Summer jobs for foreigners crowd out Americans

By Jerry Kammer on February 13, 2012

Related Publication: Backgrounder


Baltimore Sun, February 13, 2012

February may seem a little early to start thinking about summer jobs. But a "cultural exchange" program run by the State Department is already filling jobs in Ocean City and elsewhere — jobs that will not be available when American kids start looking for work.

Foreign students admitted through the Summer Work Travel (SWT) program work not only at nearby beaches but all over the country, at restaurants, convenience shops, supermarkets, moving companies, roadside vegetable stands, factories, fish processing plants, and — until recently — at a distribution center for Hershey candy. Hershey ended the program after a protest by SWT workers drew international attention to their claims that they were being overworked and mistreated.

After years of mounting problems, the State Department is finally conducting a reevaluation of the program that every year brings more than 100,000 foreign college students to the U.S. to work in seasonal jobs and tour the country. In addition to exploitation of some participants, those problems include an almost complete disregard of the program's impact on American young people seeking the same jobs.

In this respect, SWT is emblematic of a larger problem with the nation's immigration system, where new programs are created and allowed to expand significantly without giving careful consideration to their effects on the labor market or the larger American society.

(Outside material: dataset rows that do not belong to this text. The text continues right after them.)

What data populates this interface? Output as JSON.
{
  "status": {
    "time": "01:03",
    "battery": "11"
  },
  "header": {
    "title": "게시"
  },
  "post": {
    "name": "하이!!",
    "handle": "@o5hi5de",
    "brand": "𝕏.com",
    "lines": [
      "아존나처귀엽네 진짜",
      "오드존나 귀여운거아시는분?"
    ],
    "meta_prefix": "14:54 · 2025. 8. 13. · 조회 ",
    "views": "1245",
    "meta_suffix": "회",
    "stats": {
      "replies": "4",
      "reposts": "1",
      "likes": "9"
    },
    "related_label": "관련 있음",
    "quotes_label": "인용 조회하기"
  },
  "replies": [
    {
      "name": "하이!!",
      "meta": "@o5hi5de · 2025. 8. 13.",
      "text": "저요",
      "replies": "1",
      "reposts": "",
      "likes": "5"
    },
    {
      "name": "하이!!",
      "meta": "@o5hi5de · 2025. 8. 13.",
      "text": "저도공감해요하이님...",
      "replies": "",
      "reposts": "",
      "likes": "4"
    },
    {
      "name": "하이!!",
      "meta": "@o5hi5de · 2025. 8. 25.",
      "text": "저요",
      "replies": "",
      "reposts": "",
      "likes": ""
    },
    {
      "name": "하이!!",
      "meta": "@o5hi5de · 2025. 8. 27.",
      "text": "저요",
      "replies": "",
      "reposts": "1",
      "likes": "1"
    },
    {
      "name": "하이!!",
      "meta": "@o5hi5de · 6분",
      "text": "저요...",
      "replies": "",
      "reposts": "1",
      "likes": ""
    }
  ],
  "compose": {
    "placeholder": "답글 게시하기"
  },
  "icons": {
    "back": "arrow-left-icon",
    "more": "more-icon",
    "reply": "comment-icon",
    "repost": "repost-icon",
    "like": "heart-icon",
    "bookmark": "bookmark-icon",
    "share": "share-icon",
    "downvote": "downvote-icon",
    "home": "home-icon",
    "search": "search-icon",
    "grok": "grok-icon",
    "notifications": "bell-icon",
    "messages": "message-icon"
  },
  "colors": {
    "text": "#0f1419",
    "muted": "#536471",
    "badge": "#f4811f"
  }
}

The State Department labels SWT as "cultural exchange" that showcases the American way of life and wins friends among future world leaders. Indeed, many participants talk enthusiastically about their experiences, including Andrius Sarkunelis of Lithuania, whom I met in Ocean City.

Mr. Sarkunelis, who learned about SWT from a friend's Facebook page, raved about it last September as he cleaned counters at Boog's Barbecue. "I hope I can come back next year, and I'm going to tell all my friends about this place," he said.

Word is spreading fast, as the program is promoted by organizations that annually receive more than $100 million in fees from the students. They are the State Department-designated sponsoring agencies and their foreign partners. They recruit students, help them obtain visas and match them with employers.

While the students each pay an average of $1,100 in program fees, employers pay nothing. If they commit to hiring a certain number of workers, sponsors take them on free junkets to job fairs at universities around the world. The recruitment of American workers is meager by comparison. Ocean City businesses promote their annual job fair by sending posters to colleges in a 300-mile radius.

Meanwhile, the town's police department, which hires only American citizens, recruits on several dozen campuses in a five-state area.

SWT recruiting websites play American music, show images of Broadway and Hollywood, and buzz with too-good-to-be-true astonishment at the benefits for employers. A Russian agency, noting that SWT participants and employers are exempt from Social Security, Medicare and federal unemployment taxes, asks, "Sounds like a scam?" Then it answers the question. "It's not. This is Work and Travel USA program, designed by the U.S. Dept. of State to promote intercultural friendship."

At consulates and embassies worldwide, State promotes SWT with the sort of boosterism normally associated with the Chamber of Commerce. Last May, as it rolled out a website for SWT and other exchange programs, officials raved about SWT's growth. "Brazil is a very big sending country," said one. "A lot of the Eastern and Western European countries are top sending countries. China is definitely growing. India is growing."

So at a time when the world's popular culture has been Americanized, the State Department strives to globalize the American summer job. State and its partners call SWT a great international civic enterprise, good for foreign relations and good for young participants.

Unfortunately, as the program has boomed — from about 20,000 in 1996 to a peak of 153,000 in 2008 — it has denied a place in the workforce for many American young people, who are now suffering record levels of unemployment.

Sarah Ann Smith gives a tally of how the arrival of SWT students affected her teenage son's dishwashing schedule at a restaurant in Camden, Maine: first week, when there were no SWT workers, 24 hours of work; second week, after the arrival of two SWT workers, eight hours; third week, when the SWT staff totaled six workers, zero hours.

Ironically, Ms. Smith is a former State Department Foreign Service officer who told me she endorses the philosophy that underlies SWT: "I think the best way to convince the rest of the world that we're not bad guys is for them to come here and see the United States," she said. "But it's wrong to have a program that allows foreign kids to come in and take jobs that American kids need." SWT, she said, "is out of control."

From his home not far from Hershey, Pa., former Harrisburg mayor Stephen Reed, a Democrat, put SWT in a domestic policy frame: "In times of economic distress, you can't have the Department of Labor and other departments calling job creation the number-one priority and then simultaneously have the State Department not just ignoring that but working in a contradictory manner."

Unfortunately, contradictions like this are not limited to the SWT program. Much of our nation's immigration policy — for both temporary visitors and permanent residents — is made with little concern for its impact on American society. Reevaluating SWT is a first step toward changing that.